Cuando supo que habían ejecutado al cura José Joaquín Arín, sin formación de causa, Mateo Múgica, obispo de Vitoria, concluyó: "Mejor habrían hecho Franco y sus soldados besando los pies de este venerable sacerdote que fusilándole". La trayectoria del prelado, cuya diócesis incluía Vizcaya, Guipúzcoa y Álava, ilustra sobre las dificultades del franquismo con la Iglesia vasca y los recelos que la dictadura suscitaría en un clero mayoritariamente nacionalista. No lo era Mateo Múgica, sino monárquico. Natural de Idiazabal (Guipúzcoa) y obispo de Vitoria desde 1928, fue desterrado en mayo de 1931 por sus reticencias públicas respecto a la República. Volvió dos años después.

Apoyó en un principio la sublevación militar, exigiendo que los católicos no cooperaran "ni mucho ni poco, ni directa ni indirectamente, al quebranto del ejército español". Suscribió pues la instrucción episcopal Non licet, con la prohibición formal a los católicos de adherirse a la República.

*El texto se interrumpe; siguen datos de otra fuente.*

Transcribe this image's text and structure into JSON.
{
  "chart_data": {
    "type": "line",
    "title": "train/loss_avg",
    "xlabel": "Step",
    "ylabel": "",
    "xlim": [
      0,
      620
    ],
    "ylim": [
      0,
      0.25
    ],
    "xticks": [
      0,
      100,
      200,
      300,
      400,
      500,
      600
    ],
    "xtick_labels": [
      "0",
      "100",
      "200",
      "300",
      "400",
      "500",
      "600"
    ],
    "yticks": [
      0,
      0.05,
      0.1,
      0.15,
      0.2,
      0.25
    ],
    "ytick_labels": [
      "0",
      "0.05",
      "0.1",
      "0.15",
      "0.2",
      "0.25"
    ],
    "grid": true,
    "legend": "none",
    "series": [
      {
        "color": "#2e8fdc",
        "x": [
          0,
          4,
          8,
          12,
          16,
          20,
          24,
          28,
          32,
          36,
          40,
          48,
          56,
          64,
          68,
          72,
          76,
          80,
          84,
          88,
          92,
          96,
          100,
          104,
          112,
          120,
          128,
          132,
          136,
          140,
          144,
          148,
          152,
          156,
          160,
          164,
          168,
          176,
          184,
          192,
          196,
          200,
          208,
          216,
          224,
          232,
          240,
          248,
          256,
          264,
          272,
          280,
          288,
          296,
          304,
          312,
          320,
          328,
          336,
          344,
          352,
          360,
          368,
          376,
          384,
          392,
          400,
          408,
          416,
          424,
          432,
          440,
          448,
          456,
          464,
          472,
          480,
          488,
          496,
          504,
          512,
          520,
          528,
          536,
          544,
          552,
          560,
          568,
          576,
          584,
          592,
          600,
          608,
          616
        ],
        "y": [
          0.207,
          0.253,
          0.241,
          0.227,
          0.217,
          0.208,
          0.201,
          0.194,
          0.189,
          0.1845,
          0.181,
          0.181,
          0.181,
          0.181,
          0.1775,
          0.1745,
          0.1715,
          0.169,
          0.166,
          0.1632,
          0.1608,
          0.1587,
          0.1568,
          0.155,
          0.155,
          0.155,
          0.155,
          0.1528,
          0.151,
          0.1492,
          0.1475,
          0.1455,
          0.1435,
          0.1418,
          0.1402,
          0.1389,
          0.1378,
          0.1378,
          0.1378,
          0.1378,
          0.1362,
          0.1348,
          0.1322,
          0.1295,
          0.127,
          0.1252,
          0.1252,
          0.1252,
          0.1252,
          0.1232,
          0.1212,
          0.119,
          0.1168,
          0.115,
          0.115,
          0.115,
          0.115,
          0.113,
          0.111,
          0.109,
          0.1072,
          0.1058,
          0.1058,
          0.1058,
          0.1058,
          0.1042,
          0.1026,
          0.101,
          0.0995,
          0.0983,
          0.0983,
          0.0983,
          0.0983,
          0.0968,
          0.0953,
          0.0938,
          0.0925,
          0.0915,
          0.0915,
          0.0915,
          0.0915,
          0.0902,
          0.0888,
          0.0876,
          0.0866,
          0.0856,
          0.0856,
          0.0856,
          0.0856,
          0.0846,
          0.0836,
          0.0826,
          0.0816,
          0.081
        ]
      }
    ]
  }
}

Los excesos y brutalidades de los sublevados y su actuación en la diócesis vasca, le hizo cambiar pronto de opinión. En octubre elevaba sus protestas a la Santa Sede, informando de que en su diócesis los creyentes estaban siendo "injustamente perseguidos, vejados, castigados, expoliados por los representantes y propagandistas del Movimiento Nacional". En 1937 fue enviado de nuevo al destierro, esta vez por orden de los militares franquistas. Se negó a firmar la Carta colectiva de los obispos españoles por la que apoyaban al bando sublevado. Denunció entonces que en su diócesis se había perseguido a "nutridísimas filas de cristianos fervorosos y de sacerdotes ejemplares". No pudo regresar a España hasta 1947. Se instaló en Zarautz (Guipúzcoa), donde vivió, ya ciego, hasta 1968. Murió a los 98 años.